Evaluation events (recsys-eval): what you must be able to produce

If your goal is “measure lift” or “decide what to ship”, implement these:

  • exposure.v1 (what you showed)
  • outcome.v1 (what the user did)
  • assignment.v1 (optional; experiment bucket)

Minimal JSONL examples (one object per line):

{"request_id":"req-1","user_id":"u_1","ts":"2026-02-05T10:00:00Z","items":[{"item_id":"item_1","rank":1},{"item_id":"item_2","rank":2}],"context":{"tenant_id":"demo","surface":"home"}}
{"request_id":"req-1","user_id":"u_1","item_id":"item_2","event_type":"click","ts":"2026-02-05T10:00:02Z"}
{"experiment_id":"exp-1","variant":"A","request_id":"req-1","user_id":"u_1","ts":"2026-02-05T10:00:00Z","context":{"tenant_id":"demo","surface":"home"}}

Validation:

recsys-eval validate --schema exposure.v1 --input exposures.jsonl
recsys-eval validate --schema outcome.v1 --input outcomes.jsonl
recsys-eval validate --schema assignment.v1 --input assignments.jsonl

Tip: recsys-service can emit eval-compatible exposures directly. See “Service exposure logs vs eval schema” in Eval events.

Serving exposure events (service-native): what was actually served

This event shape is useful for auditability, debugging, and building derived datasets. It is not the same as the recsys-eval exposure schema (which is stricter and optimized for evaluation).

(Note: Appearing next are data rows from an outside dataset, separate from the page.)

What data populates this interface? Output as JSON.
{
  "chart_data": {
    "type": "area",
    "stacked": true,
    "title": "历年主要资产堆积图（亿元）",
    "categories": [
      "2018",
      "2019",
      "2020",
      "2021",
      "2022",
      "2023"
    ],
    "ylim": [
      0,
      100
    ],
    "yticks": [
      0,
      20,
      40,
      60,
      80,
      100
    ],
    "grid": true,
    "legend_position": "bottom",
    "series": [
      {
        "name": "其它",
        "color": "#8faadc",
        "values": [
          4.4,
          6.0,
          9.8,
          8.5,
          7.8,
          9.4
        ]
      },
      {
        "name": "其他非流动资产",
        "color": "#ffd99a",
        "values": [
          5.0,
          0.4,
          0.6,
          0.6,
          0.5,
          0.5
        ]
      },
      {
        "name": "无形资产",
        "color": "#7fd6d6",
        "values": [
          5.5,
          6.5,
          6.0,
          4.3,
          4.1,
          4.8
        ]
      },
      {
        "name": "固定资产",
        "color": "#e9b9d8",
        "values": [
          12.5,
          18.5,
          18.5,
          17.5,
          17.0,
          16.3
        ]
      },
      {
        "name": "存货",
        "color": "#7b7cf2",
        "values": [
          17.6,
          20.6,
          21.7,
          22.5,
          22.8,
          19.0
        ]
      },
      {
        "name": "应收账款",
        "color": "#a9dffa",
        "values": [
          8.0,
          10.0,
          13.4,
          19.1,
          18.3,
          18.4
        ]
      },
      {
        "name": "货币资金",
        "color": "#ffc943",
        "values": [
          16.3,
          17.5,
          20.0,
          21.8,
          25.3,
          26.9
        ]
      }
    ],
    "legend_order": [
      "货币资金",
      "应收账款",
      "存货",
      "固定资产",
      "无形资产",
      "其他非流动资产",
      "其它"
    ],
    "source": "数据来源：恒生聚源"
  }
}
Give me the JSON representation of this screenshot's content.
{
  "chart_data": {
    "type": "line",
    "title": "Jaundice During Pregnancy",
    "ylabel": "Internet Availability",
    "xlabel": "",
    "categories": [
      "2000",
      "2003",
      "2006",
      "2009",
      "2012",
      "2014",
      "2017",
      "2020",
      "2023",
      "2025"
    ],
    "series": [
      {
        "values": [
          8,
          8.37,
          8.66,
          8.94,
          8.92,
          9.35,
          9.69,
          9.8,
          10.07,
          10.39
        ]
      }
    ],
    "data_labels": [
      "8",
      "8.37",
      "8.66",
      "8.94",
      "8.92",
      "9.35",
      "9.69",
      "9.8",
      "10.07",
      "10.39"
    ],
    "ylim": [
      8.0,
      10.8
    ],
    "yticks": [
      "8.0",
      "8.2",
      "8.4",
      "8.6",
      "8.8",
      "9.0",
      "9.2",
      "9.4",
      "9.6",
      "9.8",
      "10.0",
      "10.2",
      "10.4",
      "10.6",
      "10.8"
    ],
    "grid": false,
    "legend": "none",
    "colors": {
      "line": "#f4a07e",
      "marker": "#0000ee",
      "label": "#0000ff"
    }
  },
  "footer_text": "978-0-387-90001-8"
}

Canonical schema: Exposure schema (JSON)

Minimal example:

{
  "schema_version": "exposure.v1",
  "occurred_at": "2026-02-05T10:00:00Z",
  "tenant_id": "demo",
  "request_id": "00000000-0000-0000-0000-000000000000",
  "surface": "home",
  "segment": "default",
  "served": [{ "item_id": "item_1", "rank": 1, "score": 0.12 }]
}

Interaction events (pipelines): what happened in the product

This is the minimal “something happened” record used by pipelines.

Canonical schema: Interactions schema (JSON)

Minimal example:

{
  "schema_version": "interaction.v1",
  "occurred_at": "2026-02-05T10:00:02Z",
  "tenant_id": "demo",
  "event_type": "click",
  "item_id": "item_2"
}

If you need reliable evaluation joins, produce outcome.v1 for recsys-eval (it requires request_id and user_id).

Artifact manifest (pipelines → service): what version is live

In artifact/manifest mode, pipelines publish artifacts and update a manifest pointer. The service reads the current manifest and fetches referenced blobs.

Canonical schema: Manifest schema (JSON)

Minimal example:

{
  "schema_version": "manifest.v1",
  "tenant_id": "demo",
  "created_at": "2026-02-05T10:05:00Z",
  "version": "2026-02-05T10:05:00Z",
  "artifacts": {}
}

Versioning rules (practical)

  • Never change the meaning of an existing version.
  • Add a new version instead (for example: interaction.v2), and keep transforms explicit.
  • Treat schemas as strict by default.
  • recsys-eval validate uses JSON Schema with strictness that will reject missing required fields and unexpected keys.
  • Keep IDs stable and privacy-safe.
  • Use pseudonymous user IDs; do not log raw PII.